In today’s accountability climate, institutional leaders create and rely on data- driven decisions to promote the success of their institutions. Much of this data collection is delegated to internal stakeholders, such as faculty members, to obtain and systematically report. I along with two graduate students have a new book chapter coming out on the faculty perspectives on the use of data in higher education. In today’s post, I want to share what we see as the five challenges facing higher education in the area of faculty and data strategy.
Shifting Institutional Data Practices
To meet the demands of accountability, accreditation requires evidence of continuous improvement, especially regarding student learning outcomes, through faculty-driven assessment. The production of data on student learning outcomes relies heavily on the efforts of faculty members, who are left feeling that reporting this data increases their workload with little perceivable benefit. Faculty’s lack of clarity on the benefit of these data serves as a root cause of much of the skepticism that attends institutionally solicited data.
Challenge 1: Definition of “Data”
The word “data” can mean many things at different levels of an institution. Thus, one common challenge is the lack of a clear, institution-wide definition of the term. Faculty and their institutions may not share the same view of the importance of various data. What faculty view as important data may differ from the data valued by their institutions. At times, data solicited from faculty by their institution can feel irrelevant and be frustrating to produce. Data managers should consider the clarity and potentially negative perception of data-related terms when creating and communicating a data strategy plan or process with faculty.

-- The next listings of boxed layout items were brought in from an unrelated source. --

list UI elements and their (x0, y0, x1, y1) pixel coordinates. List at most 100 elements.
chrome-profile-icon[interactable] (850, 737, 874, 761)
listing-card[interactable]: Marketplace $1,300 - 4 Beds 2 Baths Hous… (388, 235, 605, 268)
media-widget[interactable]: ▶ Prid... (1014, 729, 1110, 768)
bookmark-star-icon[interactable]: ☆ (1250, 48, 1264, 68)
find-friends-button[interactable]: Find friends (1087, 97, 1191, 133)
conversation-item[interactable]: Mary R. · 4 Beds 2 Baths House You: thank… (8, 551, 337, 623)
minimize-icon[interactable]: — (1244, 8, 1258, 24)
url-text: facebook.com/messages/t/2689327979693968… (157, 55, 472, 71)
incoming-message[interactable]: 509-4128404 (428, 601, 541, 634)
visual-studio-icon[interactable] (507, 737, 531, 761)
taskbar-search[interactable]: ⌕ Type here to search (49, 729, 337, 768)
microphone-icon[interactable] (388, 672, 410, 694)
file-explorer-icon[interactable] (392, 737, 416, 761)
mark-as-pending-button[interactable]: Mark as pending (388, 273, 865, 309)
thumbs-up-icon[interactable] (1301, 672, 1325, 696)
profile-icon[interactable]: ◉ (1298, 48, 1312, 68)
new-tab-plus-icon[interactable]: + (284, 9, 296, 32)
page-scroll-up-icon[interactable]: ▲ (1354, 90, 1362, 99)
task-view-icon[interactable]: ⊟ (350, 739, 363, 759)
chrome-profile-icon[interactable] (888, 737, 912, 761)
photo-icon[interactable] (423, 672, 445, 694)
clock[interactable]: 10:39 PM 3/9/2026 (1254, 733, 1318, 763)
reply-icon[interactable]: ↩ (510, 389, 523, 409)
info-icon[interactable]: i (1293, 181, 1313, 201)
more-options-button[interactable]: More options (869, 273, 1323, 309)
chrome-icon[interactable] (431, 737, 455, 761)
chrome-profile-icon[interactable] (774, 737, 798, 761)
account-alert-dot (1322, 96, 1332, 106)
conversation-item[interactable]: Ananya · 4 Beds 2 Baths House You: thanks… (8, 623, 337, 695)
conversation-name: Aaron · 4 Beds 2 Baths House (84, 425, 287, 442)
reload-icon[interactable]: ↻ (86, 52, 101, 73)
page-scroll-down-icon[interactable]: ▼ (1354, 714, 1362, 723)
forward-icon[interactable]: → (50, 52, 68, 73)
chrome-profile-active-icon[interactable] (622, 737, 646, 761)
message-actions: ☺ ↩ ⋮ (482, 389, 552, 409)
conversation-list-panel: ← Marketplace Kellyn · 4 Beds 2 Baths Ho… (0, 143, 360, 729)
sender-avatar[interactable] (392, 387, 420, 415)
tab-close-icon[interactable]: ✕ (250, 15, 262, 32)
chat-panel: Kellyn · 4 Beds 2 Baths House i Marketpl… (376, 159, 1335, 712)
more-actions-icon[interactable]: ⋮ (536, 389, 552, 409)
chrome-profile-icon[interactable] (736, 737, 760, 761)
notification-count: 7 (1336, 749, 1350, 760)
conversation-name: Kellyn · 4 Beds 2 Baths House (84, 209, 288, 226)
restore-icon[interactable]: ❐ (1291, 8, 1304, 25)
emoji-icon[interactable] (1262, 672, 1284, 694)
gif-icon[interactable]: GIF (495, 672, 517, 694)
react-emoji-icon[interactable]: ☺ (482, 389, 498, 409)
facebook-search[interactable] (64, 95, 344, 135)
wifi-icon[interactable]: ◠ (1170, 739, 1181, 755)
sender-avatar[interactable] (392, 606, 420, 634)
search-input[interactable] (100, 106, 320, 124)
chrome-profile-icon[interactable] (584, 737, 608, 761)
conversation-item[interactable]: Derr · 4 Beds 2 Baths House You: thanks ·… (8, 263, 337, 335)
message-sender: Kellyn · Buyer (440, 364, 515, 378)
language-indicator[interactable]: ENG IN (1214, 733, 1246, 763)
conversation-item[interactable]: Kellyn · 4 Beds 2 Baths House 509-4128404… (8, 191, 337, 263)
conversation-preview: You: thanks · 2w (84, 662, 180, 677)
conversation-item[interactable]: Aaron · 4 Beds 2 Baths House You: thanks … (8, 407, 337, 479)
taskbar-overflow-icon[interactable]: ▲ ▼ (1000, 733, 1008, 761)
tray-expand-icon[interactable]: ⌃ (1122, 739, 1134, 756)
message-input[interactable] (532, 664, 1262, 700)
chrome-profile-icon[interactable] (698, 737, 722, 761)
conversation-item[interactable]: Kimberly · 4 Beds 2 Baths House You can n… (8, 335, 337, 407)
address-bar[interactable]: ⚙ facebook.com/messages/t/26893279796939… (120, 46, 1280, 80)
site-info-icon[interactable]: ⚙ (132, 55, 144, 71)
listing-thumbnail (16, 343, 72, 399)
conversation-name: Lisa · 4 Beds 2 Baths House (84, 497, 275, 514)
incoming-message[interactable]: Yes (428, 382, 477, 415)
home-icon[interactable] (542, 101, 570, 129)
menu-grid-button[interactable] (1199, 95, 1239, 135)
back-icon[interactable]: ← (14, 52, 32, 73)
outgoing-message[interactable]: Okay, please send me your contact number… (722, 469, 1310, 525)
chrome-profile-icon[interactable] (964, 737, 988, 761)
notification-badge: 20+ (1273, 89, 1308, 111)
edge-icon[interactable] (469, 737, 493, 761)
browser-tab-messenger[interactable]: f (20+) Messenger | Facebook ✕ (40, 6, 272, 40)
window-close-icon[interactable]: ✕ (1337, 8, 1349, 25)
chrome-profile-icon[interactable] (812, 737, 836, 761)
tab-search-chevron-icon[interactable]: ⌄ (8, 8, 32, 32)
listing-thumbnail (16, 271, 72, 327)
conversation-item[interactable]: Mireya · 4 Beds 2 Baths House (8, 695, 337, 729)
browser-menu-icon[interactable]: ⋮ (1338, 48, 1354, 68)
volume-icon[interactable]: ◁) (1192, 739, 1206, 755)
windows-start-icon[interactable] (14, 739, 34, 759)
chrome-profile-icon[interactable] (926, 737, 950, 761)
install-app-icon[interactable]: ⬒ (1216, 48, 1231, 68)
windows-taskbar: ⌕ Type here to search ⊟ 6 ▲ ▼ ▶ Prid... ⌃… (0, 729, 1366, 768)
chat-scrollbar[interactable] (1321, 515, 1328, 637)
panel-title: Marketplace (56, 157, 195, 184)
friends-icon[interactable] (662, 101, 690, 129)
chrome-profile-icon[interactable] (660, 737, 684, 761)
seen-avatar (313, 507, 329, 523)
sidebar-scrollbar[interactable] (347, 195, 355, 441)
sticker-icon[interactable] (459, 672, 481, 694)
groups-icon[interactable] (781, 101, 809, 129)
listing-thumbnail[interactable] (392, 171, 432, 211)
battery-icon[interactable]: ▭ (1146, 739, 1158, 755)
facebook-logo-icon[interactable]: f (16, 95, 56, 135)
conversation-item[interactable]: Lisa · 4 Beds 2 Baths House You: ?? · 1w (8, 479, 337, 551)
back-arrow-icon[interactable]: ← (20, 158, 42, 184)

Challenge 2: Where Does the Data Go?
When faculty members are asked to report analytics about their courses or students, for instance, they are all too often left out of the loop on the findings and end use of the data. Therefore, producing data can at times feel like tossing work into an abyss, causing faculty to question why they should contribute to such efforts in the first place. To help mitigate this issue, institutional leaders must work purposefully to secure faculty buy-in for the data their institution seeks and ensure that faculty are included in final reporting distributions.
Challenge 3: Perceived Harms of Data
Along the same lines as Challenge 2, a lack of clarity as to the process, purpose, and benefits of data collection may cause faculty to wonder how data can hurt or help them. Faculty reactions to both of these questions can be problematic. If driven by fear, faculty may be hesitant to participate willingly in data collection, drag their feet on fulfilling reporting requirements, or express skepticism and frustration about the value of the data. If driven by perceived benefit, however, faculty may be inclined to produce potentially suspect data that could paint them or their work in a positive light. For example, if an institution wants to see more summative growth in student learning at end-of-course exams, a faculty member may grade less harshly on such an exam for fear that lower grades would reflect poorly on her teaching performance. To counteract such unintended and negative outcomes, institu- tions should clearly convey how the data that faculty are tasked with produ- cing will be used (and not used) as part of the data strategy process.
Challenge 4: Technology
Typically, institutions today employ online systems or software to help streamline and automate data usage. Often these systems integrate with other institutional systems already in regular use; however, at times they stand alone and necessitate a unique process for data collection. As with all technology, there is a learning curve involved in using data collection software effectively. Therefore, in addition to needing to report data metrics, faculty are tasked with learning software programs that they may only use infrequently. To combat this challenge, institutional leaders and data managers must consider the learning curve inherent to their data collection systems and help faculty get up to speed as quickly as possible.
Challenge 5: Overreliance on Quantitative Data
Much of the data solicited by institutional leaders and external stakeholders is traditionally “grounded in quantitative measurements that emphasize percentages and benchmarks because they are easy to collect, interpret and dis- tribute” (Contreras-McGavin & Kezar, 2007, p. 70). Accountability systems often require measurable (i.e., numeric) metrics to prove success. However, not all the work that faculty do to aid student learning can be captured with a number. Nor can all classroom learning be represented—much less analyzed—quantitatively. Qualitative measures, such as firsthand student accounts of coursework or reflections on institutional curricula, may be useful for a more holistic understanding of student learning successes and shortcomings.
In sum, it is important to note that faculty of all ranks and positions face challenges with data. Those described above, rooted in the all too common uncertainty and lack of clarity surrounding the use and purpose of data, can be experienced by faculty in any role. Institutions can alleviate much faculty stress concerning data through carefully crafted communication and education, as well as purposeful efforts to include faculty voices when determining what types of data are valued.
This post is an excerpt from Faculty Perspectives in Data Strategy in Colleges and Universities: From Understanding to Implementation edited by Kristina Powers (Routledge, 2019).